The outsourced language services and translation technology market is expected to be worth USD 37.19 billion this year, according to Common Sense Advisory research, and is growing at an annual rate of just over 6 per cent. As proof of the industry’s ongoing expansion, one of Cloudwords’ competitors, Smartling, recently raised USD 25 million in capital funding to accelerate its growth.

But unlike other content translation industry products, Cloudwords also aims to tackle the process management challenges marketers face in delivering campaigns and activities on a world stage. The company was founded in 2010 by one of the original architects at Salesforce.com, Scott Yancey, and is both marketing and translation vendor agnostic.

“One of our co-founders [Michael Meinhardt] was from the globalisation industry, and noted that clients were asking for a cheaper rate per word, but were also struggling with the scale, disorganisation and lack of visibility across all their activities,” Lorenzen says.

Cloudwords fits into the marketing technology stack in two ways. One is as the content globalisation tool that integrates directly with Web content management systems as well as marketing automation platforms such as Marketo and Eloqua. It extracts the content, sends it out to translation and puts it back into whatever format the marketer wants it in.

But translation is just a “last mile” problem, Lorenzen says. The second job Cloudwords sets out to do is treat global marketing as a business process and workflow to be optimised and automated, she says. As an example, Lorenzen points to one of the vendor’s customers, Agilent technologies, which has stated publically that the technology halved the time its staff spent on activities and helped the business get to market 40 per cent faster.

“Part of the problem is companies and marketers have thought about globalisation relating to content as the translation piece, as opposed to stepping back and thinking about it as a business process,” Lorenzen claims. “Business hasn’t kept up with the opportunity.”

Cloudwords’ latest offering, Campaign Manager, provides marketers with that single pane of glass to view all elements of multi-channel, multi-system, multilingual campaigns, programs and initiatives.

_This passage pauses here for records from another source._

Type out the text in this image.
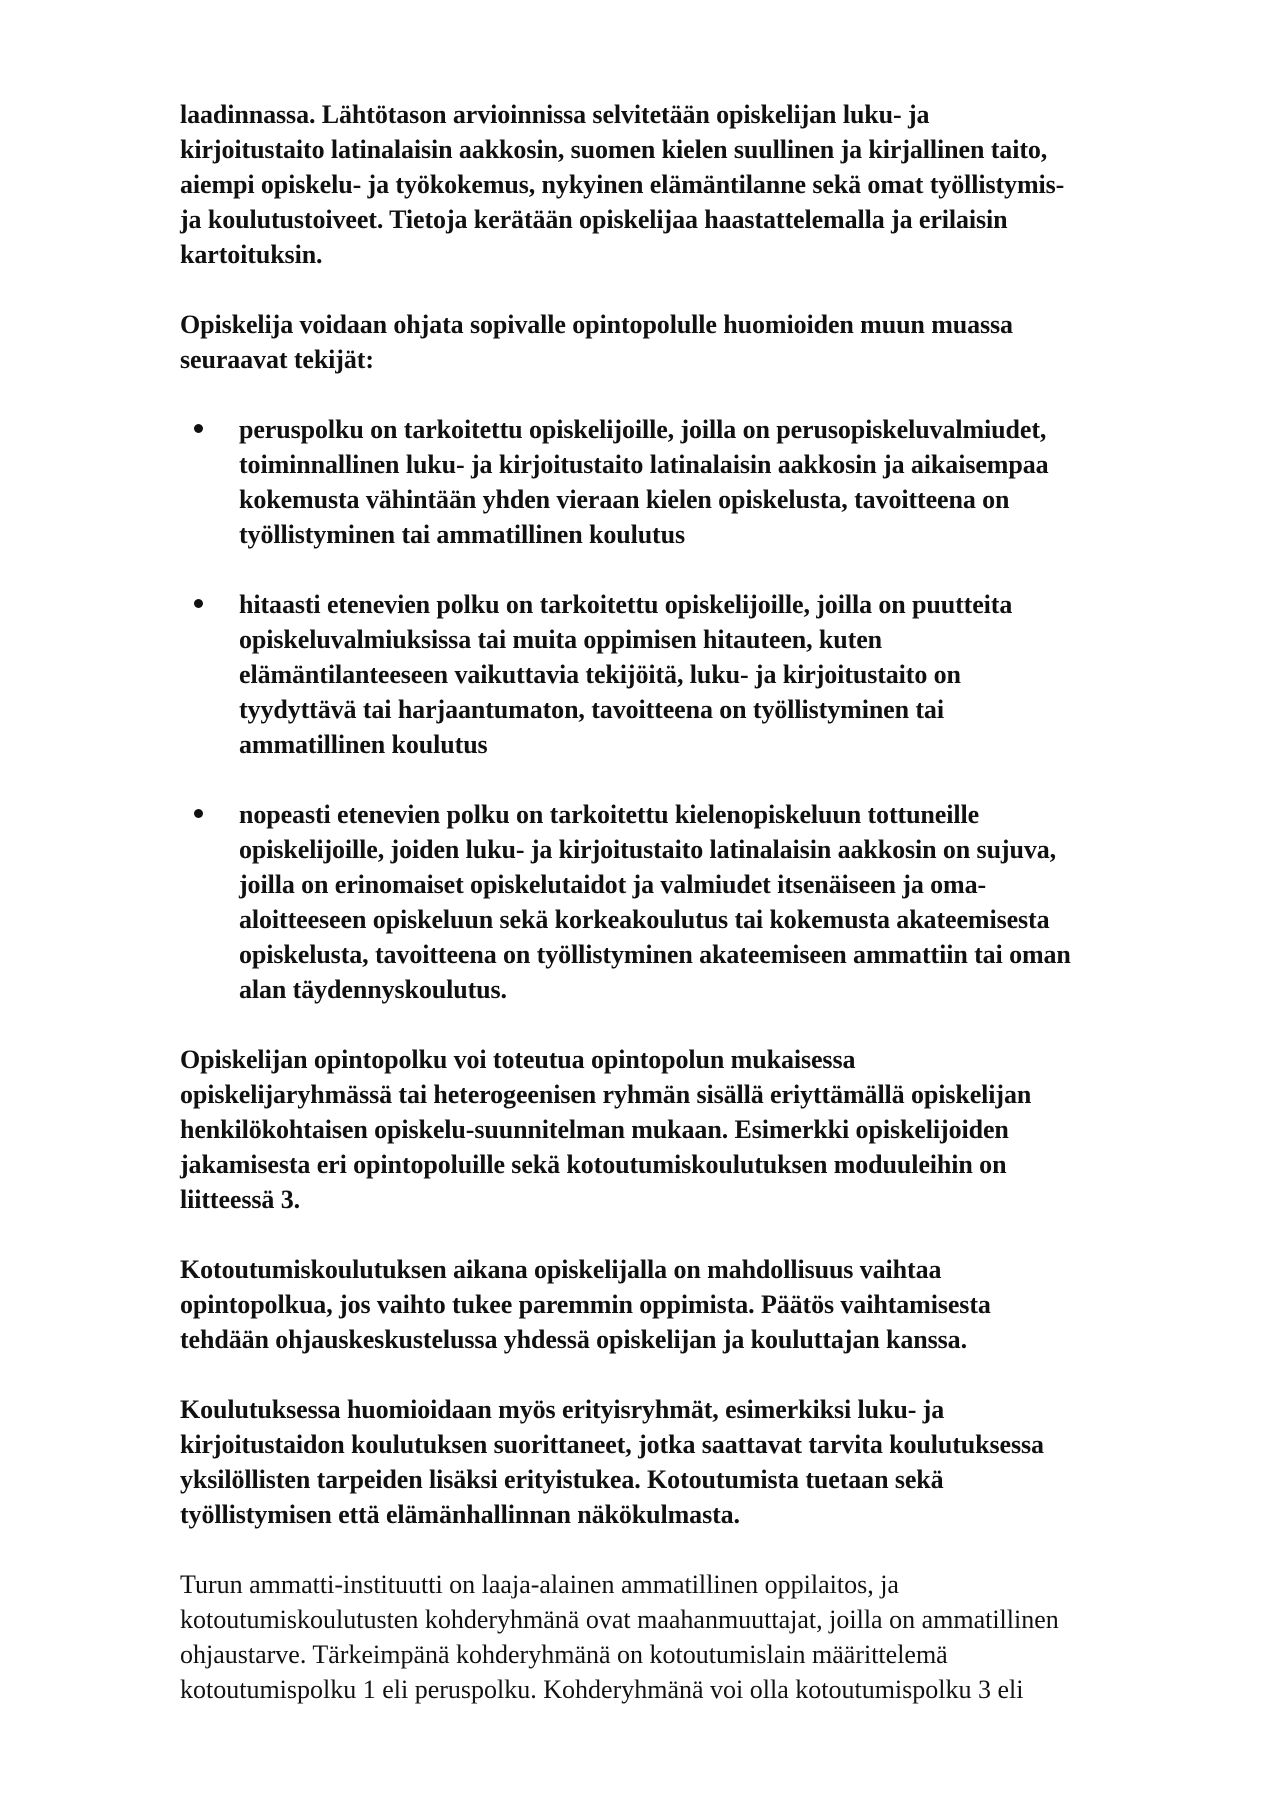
laadinnassa. Lähtötason arvioinnissa selvitetään opiskelijan luku- ja
kirjoitustaito latinalaisin aakkosin, suomen kielen suullinen ja kirjallinen taito,
aiempi opiskelu- ja työkokemus, nykyinen elämäntilanne sekä omat työllistymis-
ja koulutustoiveet. Tietoja kerätään opiskelijaa haastattelemalla ja erilaisin
kartoituksin.

Opiskelija voidaan ohjata sopivalle opintopolulle huomioiden muun muassa
seuraavat tekijät:

peruspolku on tarkoitettu opiskelijoille, joilla on perusopiskeluvalmiudet,
toiminnallinen luku- ja kirjoitustaito latinalaisin aakkosin ja aikaisempaa
kokemusta vähintään yhden vieraan kielen opiskelusta, tavoitteena on
työllistyminen tai ammatillinen koulutus
hitaasti etenevien polku on tarkoitettu opiskelijoille, joilla on puutteita
opiskeluvalmiuksissa tai muita oppimisen hitauteen, kuten
elämäntilanteeseen vaikuttavia tekijöitä, luku- ja kirjoitustaito on
tyydyttävä tai harjaantumaton, tavoitteena on työllistyminen tai
ammatillinen koulutus
nopeasti etenevien polku on tarkoitettu kielenopiskeluun tottuneille
opiskelijoille, joiden luku- ja kirjoitustaito latinalaisin aakkosin on sujuva,
joilla on erinomaiset opiskelutaidot ja valmiudet itsenäiseen ja oma-
aloitteeseen opiskeluun sekä korkeakoulutus tai kokemusta akateemisesta
opiskelusta, tavoitteena on työllistyminen akateemiseen ammattiin tai oman
alan täydennyskoulutus.

Opiskelijan opintopolku voi toteutua opintopolun mukaisessa
opiskelijaryhmässä tai heterogeenisen ryhmän sisällä eriyttämällä opiskelijan
henkilökohtaisen opiskelu-suunnitelman mukaan. Esimerkki opiskelijoiden
jakamisesta eri opintopoluille sekä kotoutumiskoulutuksen moduuleihin on
liitteessä 3.

Kotoutumiskoulutuksen aikana opiskelijalla on mahdollisuus vaihtaa
opintopolkua, jos vaihto tukee paremmin oppimista. Päätös vaihtamisesta
tehdään ohjauskeskustelussa yhdessä opiskelijan ja kouluttajan kanssa.

Koulutuksessa huomioidaan myös erityisryhmät, esimerkiksi luku- ja
kirjoitustaidon koulutuksen suorittaneet, jotka saattavat tarvita koulutuksessa
yksilöllisten tarpeiden lisäksi erityistukea. Kotoutumista tuetaan sekä
työllistymisen että elämänhallinnan näkökulmasta.

Turun ammatti-instituutti on laaja-alainen ammatillinen oppilaitos, ja
kotoutumiskoulutusten kohderyhmänä ovat maahanmuuttajat, joilla on ammatillinen
ohjaustarve. Tärkeimpänä kohderyhmänä on kotoutumislain määrittelemä
kotoutumispolku 1 eli peruspolku. Kohderyhmänä voi olla kotoutumispolku 3 eli
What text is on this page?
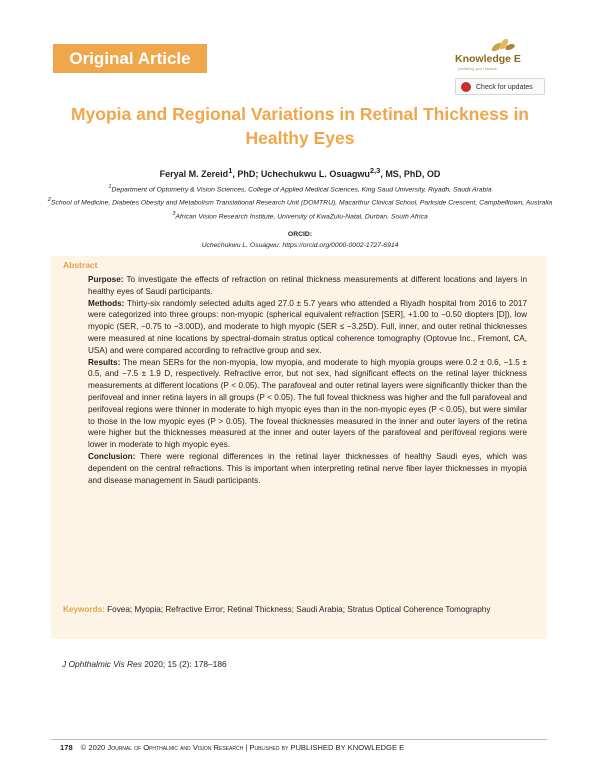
Original Article	Knowledge E
publishing your research
Check for updates
Myopia and Regional Variations in Retinal Thickness in Healthy Eyes
Feryal M. Zereid$^1$, PhD; Uchechukwu L. Osuagwu$^{2,3}$, MS, PhD, OD
$^1$Department of Optometry & Vision Sciences, College of Applied Medical Sciences, King Saud University, Riyadh, Saudi Arabia
$^2$School of Medicine, Diabetes Obesity and Metabolism Translational Research Unit (DOMTRU), Macarthur Clinical School, Parkside Crescent, Campbelltown, Australia
$^3$African Vision Research Institute, University of KwaZulu-Natal, Durban, South Africa
ORCID:
Uchechukwu L. Osuagwu: https://orcid.org/0000-0002-1727-6914
Abstract

Purpose: To investigate the effects of refraction on retinal thickness measurements at different locations and layers in healthy eyes of Saudi participants.

Methods: Thirty-six randomly selected adults aged 27.0 ± 5.7 years who attended a Riyadh hospital from 2016 to 2017 were categorized into three groups: non-myopic (spherical equivalent refraction [SER], +1.00 to −0.50 diopters [D]), low myopic (SER, −0.75 to −3.00D), and moderate to high myopic (SER ≤ −3.25D). Full, inner, and outer retinal thicknesses were measured at nine locations by spectral-domain stratus optical coherence tomography (Optovue Inc., Fremont, CA, USA) and were compared according to refractive group and sex.

Results: The mean SERs for the non-myopia, low myopia, and moderate to high myopia groups were 0.2 ± 0.6, −1.5 ± 0.5, and −7.5 ± 1.9 D, respectively. Refractive error, but not sex, had significant effects on the retinal layer thickness measurements at different locations (P < 0.05). The parafoveal and outer retinal layers were significantly thicker than the perifoveal and inner retina layers in all groups (P < 0.05). The full foveal thickness was higher and the full parafoveal and perifoveal regions were thinner in moderate to high myopic eyes than in the non-myopic eyes (P < 0.05), but were similar to those in the low myopic eyes (P > 0.05). The foveal thicknesses measured in the inner and outer layers of the retina were higher but the thicknesses measured at the inner and outer layers of the parafoveal and perifoveal regions were lower in moderate to high myopic eyes.

Conclusion: There were regional differences in the retinal layer thicknesses of healthy Saudi eyes, which was dependent on the central refractions. This is important when interpreting retinal nerve fiber layer thicknesses in myopia and disease management in Saudi participants.

Keywords: Fovea; Myopia; Refractive Error; Retinal Thickness; Saudi Arabia; Stratus Optical Coherence Tomography
J Ophthalmic Vis Res 2020; 15 (2): 178–186
178 © 2020 Journal of Ophthalmic and Vision Research | Published by PUBLISHED BY KNOWLEDGE E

“Say for example you’re working on a global product launch,” Lorenzen says. “In order to do that, Web pages need to be made ready in all languages, as well as collateral, email campaigns need to be teed up to go and whatever else as part of the campaign. It’s not even digital specific.

“Most marketers default to a decentralised approach because there’s so much to manage. The disadvantage of having it too decentralised is not getting the efficiencies or consistencies of brand message.

“The flip side of that when you’re in the field, is that you need to do whatever you need to do to get the job done and you’ll go rogue against corporate if you need to. This platform gives a local marketer the flexibility to do what they need to do yet still have that corporate view.”

Being a CMO

Given her background, it’s not surprising Lorenzen rates a global perspective as an important skill for CMOs to have today. “I have been surprised by how many strong marketers in very senior positions don’t think globally. That holds a company back,” she claims.

The second key skill on her list for modern marketing leaders is being adaptive and flexible.

“You can’t be someone who is comfortable with the status quo,” she says. “To be able to thrive on change, whether it’s technology change or cultural change, it’s about being very adaptable. Learning is so critical for marketers.”

Lorenzen’s third essential attribute is having the “perfect balance of left brain and right brain”.

“Yes, we are very technology enabled now and we have a lot of ability to measure and track what we are doing, but there is a reason you want to do that and it’s humans and people,” she says. “What motivates human beings are the emotional things, and things that hit the heart, not the mind. You have to have very creative tendencies as well as logical ones.

“I’ve seen that with executives where if they don’t have the data, you can’t do everything.”